36% des parents légitiment la fessée à des fins éducatives
A l’occasion de la journée internationale de la non-violence éducative, la Fondation pour l’Enfance et l’équipe de recherche Prévéo ont présenté le 30 avril dernier leur 3e baromètre des violences dites éducatives ordinaires (VEO).
Réalisé en partenariat avec l’Ifop auprès de 1 005 parents d’enfants de 0 à 17 ans, représentatifs de la population française, ce baromètre met en lumière une réalité préoccupante puisque 83% des parents déclarent avoir eu recours, au moins une fois au cours des 12 derniers mois, à des violences verbales ou psychologiques, et 37% à des violences physiques.

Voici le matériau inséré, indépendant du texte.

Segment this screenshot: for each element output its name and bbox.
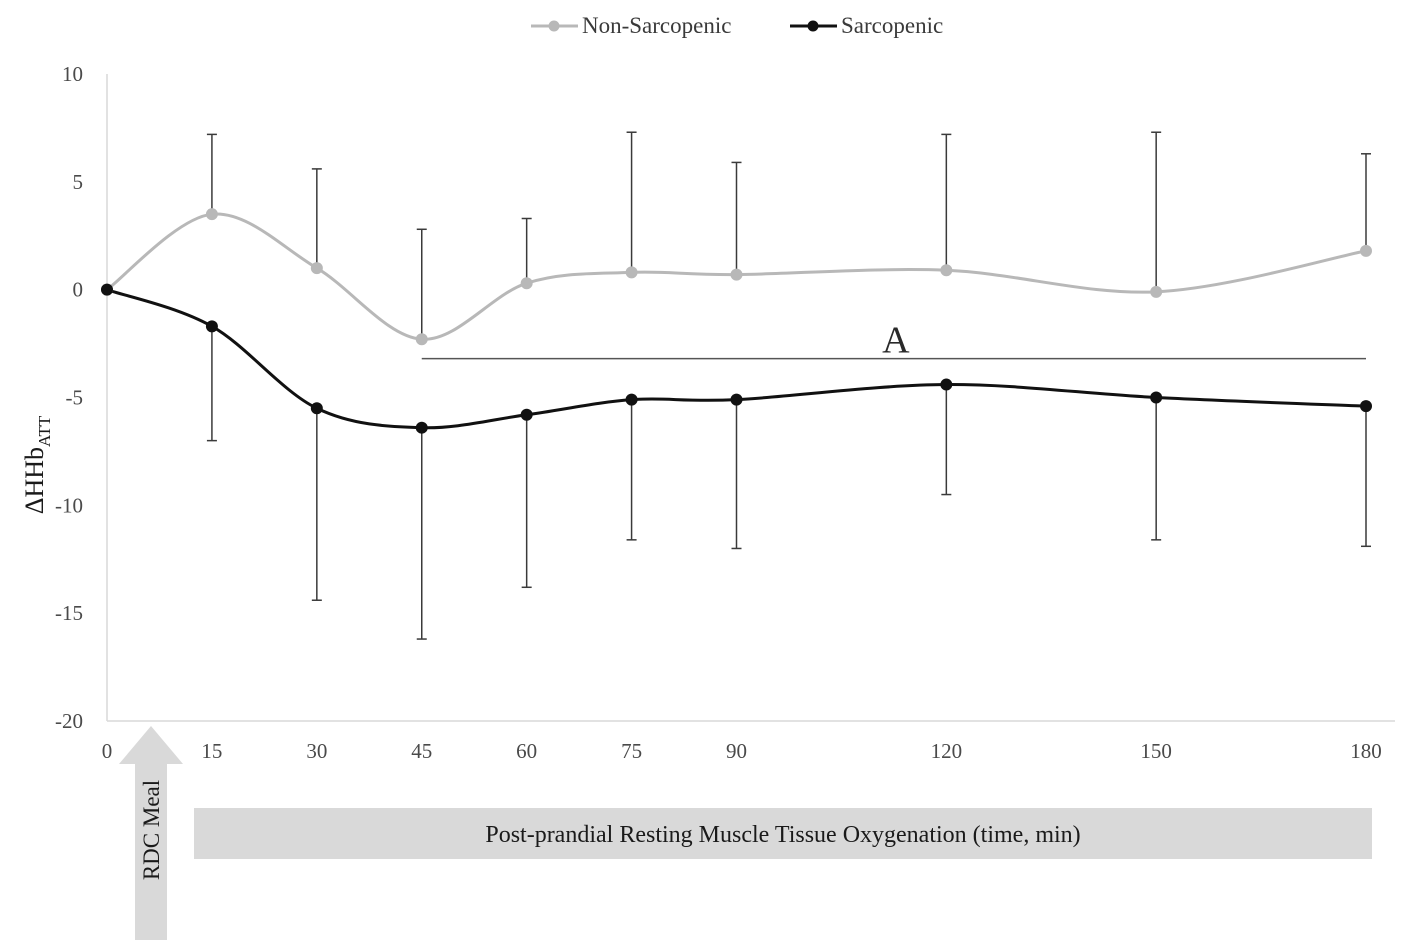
x-tick-label: 45 xyxy=(411,739,432,763)
y-tick-label: -20 xyxy=(55,709,83,733)
legend-marker-sarcopenic xyxy=(807,20,819,32)
data-point-non-sarcopenic xyxy=(1360,244,1372,257)
y-axis-ticks: 10 5 0 -5 -10 -15 -20 xyxy=(55,62,83,733)
y-axis-label-subscript: ATT xyxy=(35,415,54,447)
legend-marker-non-sarcopenic xyxy=(548,20,560,32)
legend-label-non-sarcopenic: Non-Sarcopenic xyxy=(582,13,731,38)
y-tick-label: -15 xyxy=(55,601,83,625)
data-point-sarcopenic xyxy=(625,393,638,406)
x-tick-label: 90 xyxy=(726,739,747,763)
y-tick-label: -5 xyxy=(66,386,84,410)
y-tick-label: 0 xyxy=(73,278,84,302)
series-line-non-sarcopenic xyxy=(106,212,1367,341)
data-point-sarcopenic xyxy=(205,320,218,333)
data-point-non-sarcopenic xyxy=(625,266,638,279)
time-band: Post-prandial Resting Muscle Tissue Oxyg… xyxy=(194,808,1372,859)
rdc-meal-label: RDC Meal xyxy=(139,780,164,880)
x-tick-label: 75 xyxy=(621,739,642,763)
data-point-sarcopenic xyxy=(1360,400,1372,413)
x-tick-label: 60 xyxy=(516,739,537,763)
x-tick-label: 30 xyxy=(306,739,327,763)
data-point-non-sarcopenic xyxy=(205,208,218,221)
rdc-meal-marker: RDC Meal xyxy=(119,726,183,940)
legend: Non-Sarcopenic Sarcopenic xyxy=(531,13,943,38)
x-axis-label: Post-prandial Resting Muscle Tissue Oxyg… xyxy=(485,822,1080,848)
y-axis-label: ΔHHbATT xyxy=(20,415,54,514)
data-point-non-sarcopenic xyxy=(730,268,743,281)
error-bars xyxy=(206,131,1371,640)
x-tick-label: 150 xyxy=(1140,739,1172,763)
data-point-sarcopenic xyxy=(101,283,113,296)
data-point-non-sarcopenic xyxy=(310,262,323,275)
x-axis-ticks: 0 15 30 45 60 75 90 120 150 180 xyxy=(102,739,1382,763)
x-tick-label: 15 xyxy=(201,739,222,763)
data-point-sarcopenic xyxy=(310,402,323,415)
y-tick-label: -10 xyxy=(55,493,83,517)
data-point-sarcopenic xyxy=(730,393,743,406)
x-tick-label: 120 xyxy=(931,739,963,763)
rdc-meal-arrow xyxy=(119,726,183,940)
data-points xyxy=(101,208,1372,434)
y-tick-label: 5 xyxy=(73,170,84,194)
data-point-sarcopenic xyxy=(940,378,953,391)
legend-label-sarcopenic: Sarcopenic xyxy=(841,13,943,38)
data-point-non-sarcopenic xyxy=(1150,285,1163,298)
x-tick-label: 180 xyxy=(1350,739,1382,763)
data-point-non-sarcopenic xyxy=(415,333,428,346)
data-point-sarcopenic xyxy=(1150,391,1163,404)
annotation-a-label: A xyxy=(882,320,910,362)
plot-area: A xyxy=(101,74,1395,722)
data-point-non-sarcopenic xyxy=(940,264,953,277)
y-tick-label: 10 xyxy=(62,62,83,86)
data-point-sarcopenic xyxy=(415,421,428,434)
data-point-sarcopenic xyxy=(520,408,533,421)
x-tick-label: 0 xyxy=(102,739,113,763)
data-point-non-sarcopenic xyxy=(520,277,533,290)
time-band-bar xyxy=(194,808,1372,859)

Ils sont également 32% à légitimer l’usage des violences psychologiques et 36%, la fessée à des fins éducatives. Une appréciation qui varie selon le genre, 40% des hommes justifiant l’usage de violence contre 25% des femmes.
Ces résultats montrent que les violences éducatives ordinaires restent profondément banalisées, voire normalisées. D’ailleurs, l’étude souligne que 69% des parents savent que la loi interdit les violences éducatives ordinaires depuis 2019, ce qui signifie qu’environ un parent sur trois l’ignore encore. En revanche, plus de la moitié des parents rapportent avoir besoin d'informations sur la parentalité notamment concernant le développement de l’enfant, la compréhension de ses comportements et la gestion de ses émotions : un enjeu de taille pour faire évoluer le rapport des Français aux violences éducatives.